Concetti Chiave
- Negli anni Cinquanta, gran parte dell'Africa è ancora sotto dominio coloniale, ma i movimenti indipendentisti sono sempre più determinati a lottare per la libertà.
- Molti paesi africani conquistano l'indipendenza tra la fine degli anni Cinquanta e i primi anni Sessanta, ma spesso faticano a costruire Stati stabili a causa delle divisioni etno-linguistiche.
- Le lingue ufficiali di molti Stati postcoloniali rimangono l'inglese o il francese, riflettendo l'influenza coloniale sulle élite politiche al potere.
- Interventi delle potenze occidentali complicano ulteriormente la situazione, mirando a sfruttare le risorse economiche degli Stati africani indipendenti.
- I Mau Mau in Kenya rappresentano un esempio significativo di lotta indipendentista, culminata nel riconoscimento dell'indipendenza nel 1963 con Jomo Kenyatta al potere.
Il dominio coloniale in Africa
Diversamente dall'Asia e dall'America Latina, negli anni Cinquanta del XX secolo gran parte dell'Africa è ancora sotto il dominio coloniale: ma è un dominio che non può più reggere sia perché i movimenti indipendentisti sono più che mai determinati a lottare contro i poteri coloniali, sia perché le potenze europee (esaurite dall'enorme sforzo umano e finanziario profuso nel corso della seconda guerra mondiale) non hanno più le risorse per controllare aree diventati ormai estremamente inquiete.
Quali sono le sfide dell'indipendenza?
Tra la fine degli anni Cinquanta e i primi anni Sessanta la maggior parte dei paesi africani conquista l'indipendenza, costruendo Stati che hanno spesso aspetti piuttosto artificiali. Si tratta infatti di "assemblaggi" di gruppi etno-linguistici spesso assai differenti, la cui unità è fissata dai confini delle precedenti aree coloniali e dalla cultura di derivazione occidentale delle élite politiche al potere: l'influenza del passato coloniale è molto ben illustrata e accentuata dal fatto che in molti di questi paesi le lingue ufficiali restano l'inglese o il francese. In questo contesto non sorprende che gli Stati africani postcoloniali abbiano spesso il carattere di dittature autoritarie, scosse peraltro da violente lotte interne tra diversi gruppi etno-tribali che si scontrano con le élite politiche al potere per ottenere maggiori spazi di autonomia o di influenza. A complicare definitivamente il quadro concorrono anche gli interventi diretti o indiretti delle maggiori potenze occidentali, che cercano di assicurarsi lo sfruttamento delle principali risorse economiche degli Stati africani indipendenti.

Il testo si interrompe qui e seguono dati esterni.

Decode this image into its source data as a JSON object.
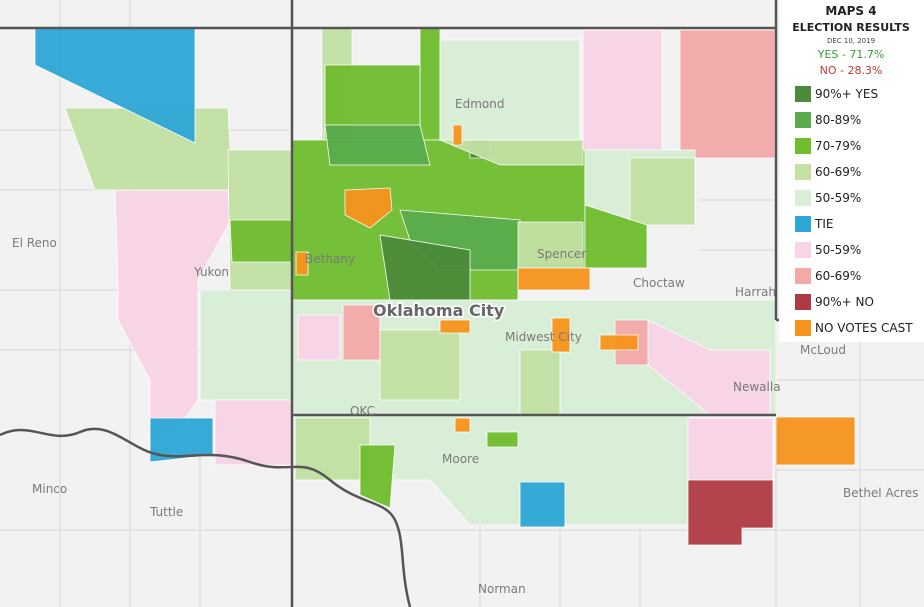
{
  "legend": {
    "title": "MAPS 4",
    "subtitle": "ELECTION RESULTS",
    "date": "DEC 10, 2019",
    "yes": "YES - 71.7%",
    "no": "NO - 28.3%",
    "items": [
      {
        "label": "90%+ YES",
        "color": "#4b8b3b"
      },
      {
        "label": "80-89%",
        "color": "#5aab4c"
      },
      {
        "label": "70-79%",
        "color": "#70bd2f"
      },
      {
        "label": "60-69%",
        "color": "#c2e1a3"
      },
      {
        "label": "50-59%",
        "color": "#d8eed5"
      },
      {
        "label": "TIE",
        "color": "#2ea7d6"
      },
      {
        "label": "50-59%",
        "color": "#f9d3e7"
      },
      {
        "label": "60-69%",
        "color": "#f4a9a9"
      },
      {
        "label": "90%+ NO",
        "color": "#b03a44"
      },
      {
        "label": "NO VOTES CAST",
        "color": "#f7941d"
      }
    ]
  },
  "places": [
    "El Reno",
    "Yukon",
    "Bethany",
    "Edmond",
    "Spencer",
    "Choctaw",
    "Harrah",
    "Oklahoma City",
    "Midwest City",
    "McLoud",
    "Newalla",
    "OKC",
    "Moore",
    "Minco",
    "Tuttle",
    "Bethel Acres",
    "Norman"
  ]
}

Esempi di lotte indipendentiste
Tre esempi drammatici degli effetti prodotti dall'intreccio tra questi vari fattori sono dati dai casi del Kenya, del Congo belga e della Nigeria. In Kenya, dove è presente una nutrita colonia di inglesi i quali hanno dato vita a un regime duramente razzista, dal 1953 al 1959 una setta indipendentista, nota come Mau Mau, composta da uomini della etnia Kikuyu, combatte una dura lotta contro le autorità coloniali inglesi, che oppongono una violentissima resistenza militare. Domata la ribellione, il governo inglese si orienta comunque verso il riconoscimento dell'indipendenza sancita nel 1963 dall'elezione del leader indipendentista Jomo Kenyatta (1894-1978) a Primo ministro e poi presidente della Repubblica del Kenya.
Domande da interrogazione
- Quali sono le principali sfide affrontate dai paesi africani dopo aver conquistato l'indipendenza?
- In che modo il dominio coloniale ha influenzato la formazione degli Stati africani postcoloniali?
- Quali sono alcuni esempi significativi di lotte per l'indipendenza in Africa?
Dopo l'indipendenza, molti paesi africani si trovano a dover affrontare la difficoltà di costruire Stati spesso artificiali, caratterizzati da conflitti interni tra gruppi etno-tribali e da influenze coloniali persistenti, come l'uso delle lingue europee e la presenza di dittature autoritarie (come descritto nel testo).
Il dominio coloniale ha portato alla creazione di Stati africani con confini artificiali, assemblando gruppi etno-linguistici diversi, e ha lasciato un'eredità culturale che si riflette nelle lingue ufficiali e nelle élite politiche, contribuendo a instabilità e conflitti interni (come evidenziato nel testo).
Esempi significativi includono la lotta dei Mau Mau in Kenya contro il regime coloniale inglese, che ha portato infine all'indipendenza nel 1963 con l'elezione di Jomo Kenyatta, evidenziando le tensioni razziali e le resistenze militari (come riportato nel testo).